If you know how iptables maps to that diagram you are very likely to be able to quickly understand how nftables does too.
Besides the diagram you'll find tutorials on https://www.frozentux.net/category/linux/iptables/ too.
And at http://www.easyfwgen.morizot.net/ there's an old, but still useful generator for an iptables setup. That should help to understand iptables.
For anyone who is interested, the author of this diagram also made a Linux disk I/O diagram (https://zenodo.org/records/15234151). These diagrams are from his book Operativni sustavi i računalne mreže - Linux u primjeni (https://zenodo.org/records/17371946)
Shout out to the brilliant and generous work of the author!
Do you know if there is a English version of the book?
To my knowledge, sadly I can't find an English version of it. I'm too wishing for a future English version so that I can read it. But I guess it will be a lot of work to translate it into English.
The Disk I/O diagram is excellent, thank you for sharing.
That's pretty cool!
If someone could program a visualization tool that would generate such diagrams automatically, that would be even cooler (but likely a mission impossible).
Linux Kernel map is an other good one https://commons.wikimedia.org/wiki/File:Linux_kernel_map.png
For containers you will also have own TCP/IP stack similarly to what is shown for VM on the diagram, this is done when a container uses slirp4netns to provide networking. An alternative is to use kernel TCP/IP stack, this is done when pasta is used for networking, diagram on this page shows the details:https://passt.top/passt/about/.
Any recommendations for a map of Linux user-space network management options?
I'm not sure if this takes into account para-virtualized networks on VMs, ie. VMware vm's with "virtual" hardware access
It's been a few years for me tho, so perhaps it's covered with the VM section.
Lovely diagram, thanks for sharing it!
These usually attach in the bridge or NAT flow.
I'm surprised to realize I'm familiar with most of the stack just from decades of Linux usage and no formal study of the stack.
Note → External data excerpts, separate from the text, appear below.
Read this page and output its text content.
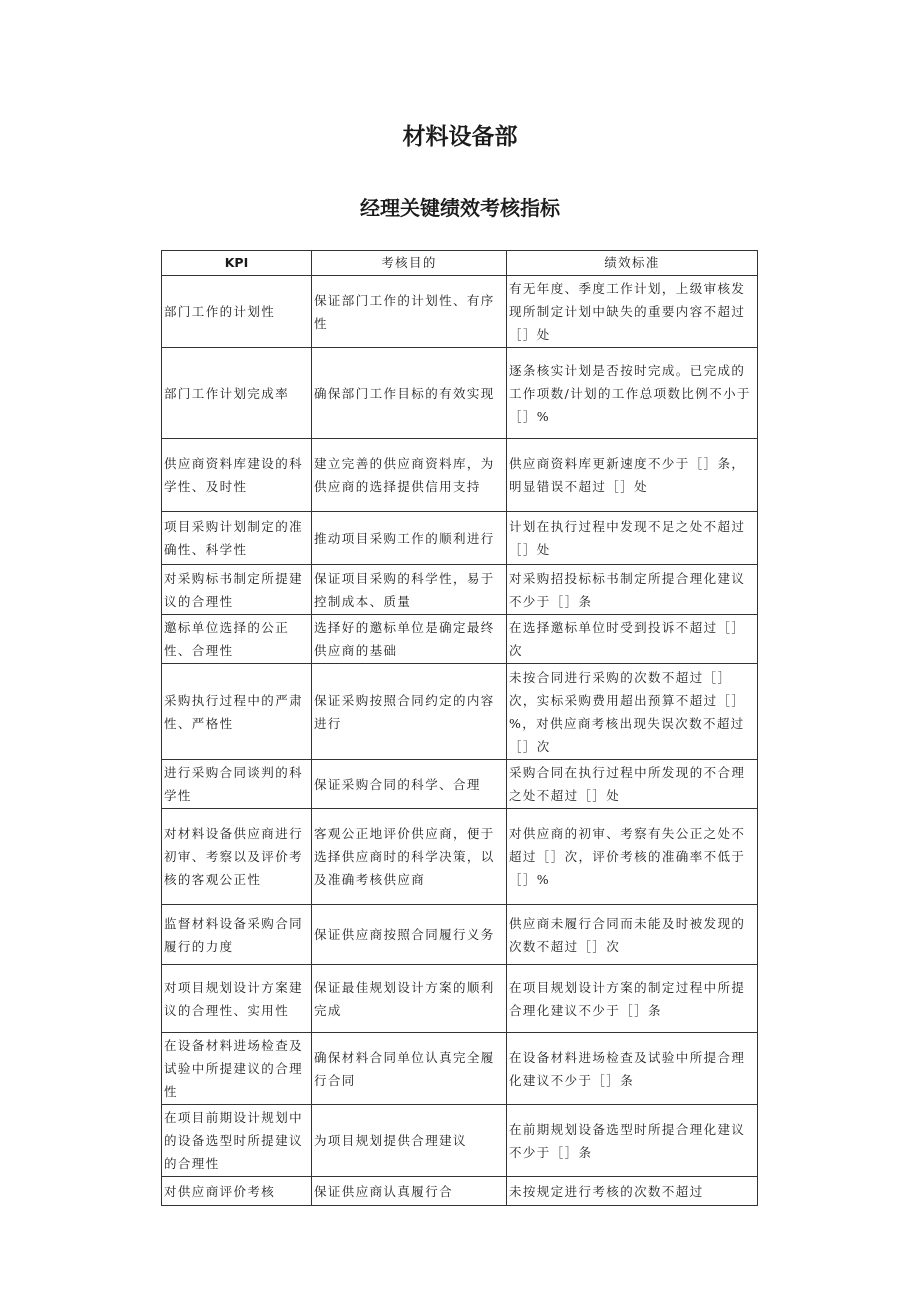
材料设备部
经理关键绩效考核指标
KPI	考核目的	绩效标准
部门工作的计划性	保证部门工作的计划性、有序性	有无年度、季度工作计划，上级审核发现所制定计划中缺失的重要内容不超过［］处
部门工作计划完成率	确保部门工作目标的有效实现	逐条核实计划是否按时完成。已完成的工作项数/计划的工作总项数比例不小于［］%
供应商资料库建设的科学性、及时性	建立完善的供应商资料库，为供应商的选择提供信用支持	供应商资料库更新速度不少于［］条，明显错误不超过［］处
项目采购计划制定的准确性、科学性	推动项目采购工作的顺利进行	计划在执行过程中发现不足之处不超过［］处
对采购标书制定所提建议的合理性	保证项目采购的科学性，易于控制成本、质量	对采购招投标标书制定所提合理化建议不少于［］条
邀标单位选择的公正性、合理性	选择好的邀标单位是确定最终供应商的基础	在选择邀标单位时受到投诉不超过［］次
采购执行过程中的严肃性、严格性	保证采购按照合同约定的内容进行	未按合同进行采购的次数不超过［］次，实标采购费用超出预算不超过［］%，对供应商考核出现失误次数不超过［］次
进行采购合同谈判的科学性	保证采购合同的科学、合理	采购合同在执行过程中所发现的不合理之处不超过［］处
对材料设备供应商进行初审、考察以及评价考核的客观公正性	客观公正地评价供应商，便于选择供应商时的科学决策，以及准确考核供应商	对供应商的初审、考察有失公正之处不超过［］次，评价考核的准确率不低于［］%
监督材料设备采购合同履行的力度	保证供应商按照合同履行义务	供应商未履行合同而未能及时被发现的次数不超过［］次
对项目规划设计方案建议的合理性、实用性	保证最佳规划设计方案的顺利完成	在项目规划设计方案的制定过程中所提合理化建议不少于［］条
在设备材料进场检查及试验中所提建议的合理性	确保材料合同单位认真完全履行合同	在设备材料进场检查及试验中所提合理化建议不少于［］条
在项目前期设计规划中的设备选型时所提建议的合理性	为项目规划提供合理建议	在前期规划设备选型时所提合理化建议不少于［］条
对供应商评价考核	保证供应商认真履行合	未按规定进行考核的次数不超过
Is it possible we see the diagram as an svg? I am seeing it only as embedded in the pdf, and really difficult to read .
Click on "Download" below the embedded PDF viewer and you'll get the PDF.
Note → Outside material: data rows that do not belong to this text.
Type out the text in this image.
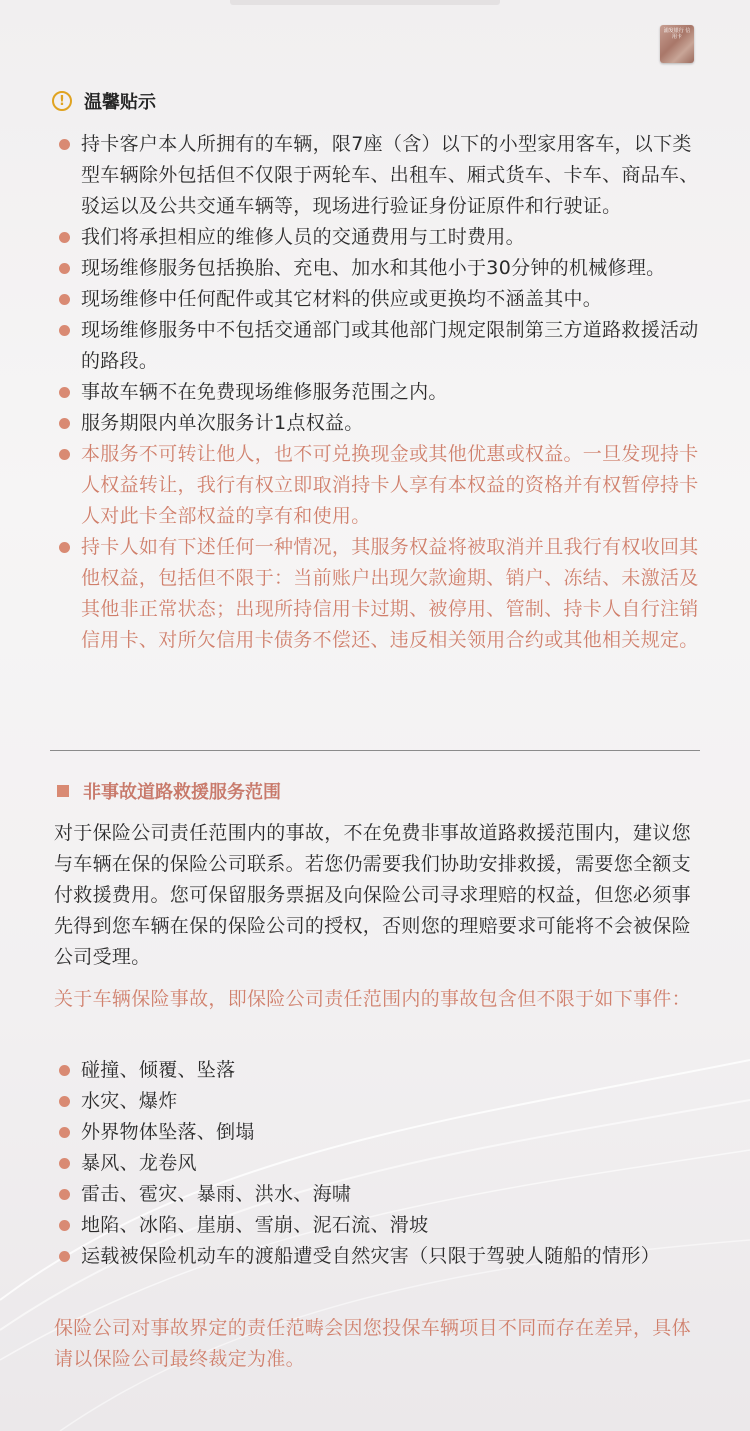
浦发银行 信用卡
!	温馨贴示
持卡客户本人所拥有的车辆，限7座（含）以下的小型家用客车，以下类型车辆除外包括但不仅限于两轮车、出租车、厢式货车、卡车、商品车、驳运以及公共交通车辆等，现场进行验证身份证原件和行驶证。
我们将承担相应的维修人员的交通费用与工时费用。
现场维修服务包括换胎、充电、加水和其他小于30分钟的机械修理。
现场维修中任何配件或其它材料的供应或更换均不涵盖其中。
现场维修服务中不包括交通部门或其他部门规定限制第三方道路救援活动的路段。
事故车辆不在免费现场维修服务范围之内。
服务期限内单次服务计1点权益。
本服务不可转让他人，也不可兑换现金或其他优惠或权益。一旦发现持卡人权益转让，我行有权立即取消持卡人享有本权益的资格并有权暂停持卡人对此卡全部权益的享有和使用。
持卡人如有下述任何一种情况，其服务权益将被取消并且我行有权收回其他权益，包括但不限于：当前账户出现欠款逾期、销户、冻结、未激活及其他非正常状态；出现所持信用卡过期、被停用、管制、持卡人自行注销信用卡、对所欠信用卡债务不偿还、违反相关领用合约或其他相关规定。
非事故道路救援服务范围

对于保险公司责任范围内的事故，不在免费非事故道路救援范围内，建议您与车辆在保的保险公司联系。若您仍需要我们协助安排救援，需要您全额支付救援费用。您可保留服务票据及向保险公司寻求理赔的权益，但您必须事先得到您车辆在保的保险公司的授权，否则您的理赔要求可能将不会被保险公司受理。

关于车辆保险事故，即保险公司责任范围内的事故包含但不限于如下事件：

碰撞、倾覆、坠落
水灾、爆炸
外界物体坠落、倒塌
暴风、龙卷风
雷击、雹灾、暴雨、洪水、海啸
地陷、冰陷、崖崩、雪崩、泥石流、滑坡
运载被保险机动车的渡船遭受自然灾害（只限于驾驶人随船的情形）

保险公司对事故界定的责任范畴会因您投保车辆项目不同而存在差异，具体请以保险公司最终裁定为准。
qdisc is too small in this diagram and to easy to miss.
wow
Fools admire complexity.
There’s complication, and there’s complexity. Fools admire complication, engineers design solutions to complex problems. This is a diagram explaining the latter.
I think it was put pretty well by describing things as accidental complexity (of which you want as little as possible) and essential complexity, which is inherent to the problem domain that you're working with and which there is no way around for.
The same thing could sometimes fall into different categories as well - like going for a microservices architecture when you need to serve about 10'000 clients in total vs at some point actually needing to serve a lot of concurrent requests at any given time.